Anybody heard anything about this? My grocery manager told me the other day that we're supposed to start facing rather than l-blocking/pulling two forward because customers like it better. Unfortunately, it now takes me an extra 20 minutes an aisle to condition doing it that way, and of course, we're supposed to still do it in the same amount of time.
Anybody heard anything about this? My grocery manager told me the other day that we're supposed to start facing rather than l-blocking/pulling two forward because customers like it better. Unfortunately, it now takes me an extra 20 minutes an aisle to condition doing it that way, and of course, we're supposed to still do it in the same amount of time.
I'm guessing Atlanta Division, dunno if it's corporate wide, but yea, Dairy has already been faced and frozen too. Basically you're just making a "wall". It's stupid and time consuming but they did this year ago and they'll eventually go back to blocking because they'll realize the trucks aren't going to get done without more new hires to condition, and they ain't got time fo' dat.

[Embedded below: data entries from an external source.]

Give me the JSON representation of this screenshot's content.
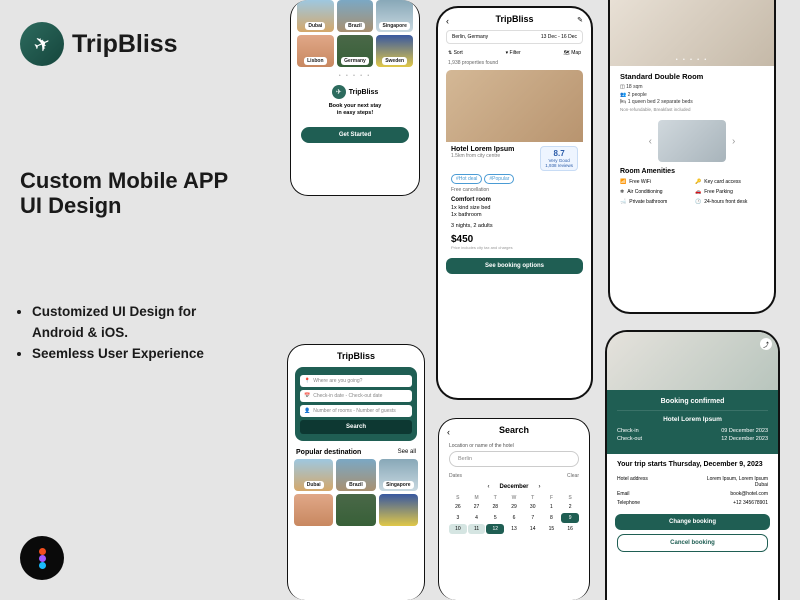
{
  "brand": {
    "name": "TripBliss"
  },
  "hero": {
    "headline_l1": "Custom Mobile APP",
    "headline_l2": "UI Design",
    "bullet1": "Customized UI Design for",
    "bullet1b": "Android & iOS.",
    "bullet2": "Seemless User Experience"
  },
  "screen1": {
    "destinations_r1": [
      "Dubai",
      "Brazil",
      "Singapore"
    ],
    "destinations_r2": [
      "Lisbon",
      "Germany",
      "Sweden"
    ],
    "tagline_l1": "Book your next stay",
    "tagline_l2": "in easy steps!",
    "cta": "Get Started"
  },
  "screen2": {
    "title": "TripBliss",
    "search_loc": "Berlin, Germany",
    "search_dates": "13 Dec - 16 Dec",
    "sort": "Sort",
    "filter": "Filter",
    "map": "Map",
    "count": "1,938 properties found",
    "hotel_name": "Hotel Lorem Ipsum",
    "hotel_dist": "1.5km from city centre",
    "score": "8.7",
    "score_label": "Very Good",
    "reviews": "1,938 reviews",
    "tag1": "#Hot deal",
    "tag2": "#Popular",
    "free": "Free cancellation",
    "room_type": "Comfort room",
    "room_d1": "1x kind size bed",
    "room_d2": "1x bathroom",
    "stay": "3 nights, 2 adults",
    "price": "$450",
    "disclaimer": "Price includes city tax and charges",
    "cta": "See booking options"
  },
  "screen3": {
    "title": "Standard Double Room",
    "spec1": "18 sqm",
    "spec2": "2 people",
    "spec3": "1 queen bed 2 separate beds",
    "spec4": "Non-refundable, Breakfast included",
    "amen_title": "Room Amenities",
    "a1": "Free WiFi",
    "a2": "Key card access",
    "a3": "Air Conditioning",
    "a4": "Free Parking",
    "a5": "Private bathroom",
    "a6": "24-hours front desk"
  },
  "screen4": {
    "title": "TripBliss",
    "ph_where": "Where are you going?",
    "ph_dates": "Check-in date - Check-out date",
    "ph_guests": "Number of rooms - Number of guests",
    "search": "Search",
    "popular": "Popular destination",
    "seeall": "See all",
    "destinations": [
      "Dubai",
      "Brazil",
      "Singapore"
    ]
  },
  "screen5": {
    "title": "Search",
    "loc_label": "Location or name of the hotel",
    "loc_value": "Berlin",
    "dates": "Dates",
    "clear": "Clear",
    "month": "December",
    "dows": [
      "S",
      "M",
      "T",
      "W",
      "T",
      "F",
      "S"
    ],
    "days": [
      "26",
      "27",
      "28",
      "29",
      "30",
      "1",
      "2",
      "3",
      "4",
      "5",
      "6",
      "7",
      "8",
      "9",
      "10",
      "11",
      "12",
      "13",
      "14",
      "15",
      "16"
    ],
    "sel_start": "9",
    "sel_end": "12"
  },
  "screen6": {
    "confirmed": "Booking confirmed",
    "hotel": "Hotel Lorem Ipsum",
    "checkin_l": "Check-in",
    "checkin_v": "09 December 2023",
    "checkout_l": "Check-out",
    "checkout_v": "12 December 2023",
    "trip_start": "Your trip starts Thursday, December 9, 2023",
    "addr_l": "Hotel address",
    "addr_v": "Lorem Ipsum, Lorem Ipsum Dubai",
    "email_l": "Email",
    "email_v": "book@hotel.com",
    "tel_l": "Telephone",
    "tel_v": "+12 345678901",
    "change": "Change booking",
    "cancel": "Cancel booking"
  }
}
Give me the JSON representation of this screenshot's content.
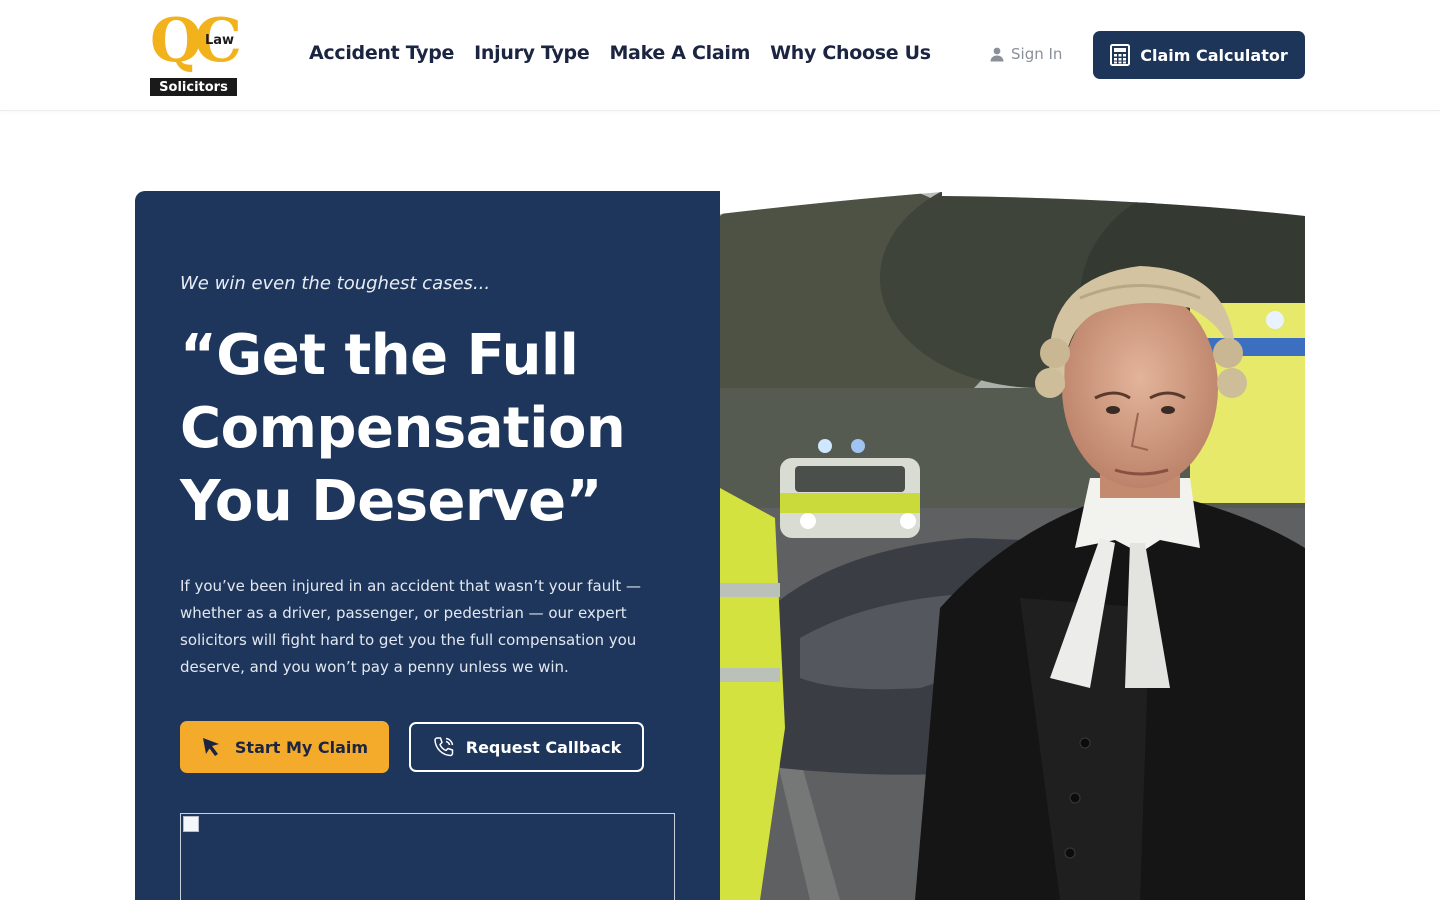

You still pull two forward, minimum, but you're also going to put two on top of each of those, in practice. Also makes ordering MUCH harder because it will be harder to see what is a low and hole, which is one reason why I suspect they're moving back to this system (fewer l&H hit = everything appears "fuller" or as the company says, "fresh and full and friendly" and all that other BS. Luckily, due to more items being SRP, especially cans, it won't take as long as it used to. A friend that works for a competitor has to face the whole store and they have a stock crew of 10! to run 200-500 piece trucks (smaller chain) and with facing, they barely get done. And our standards are 10x worse.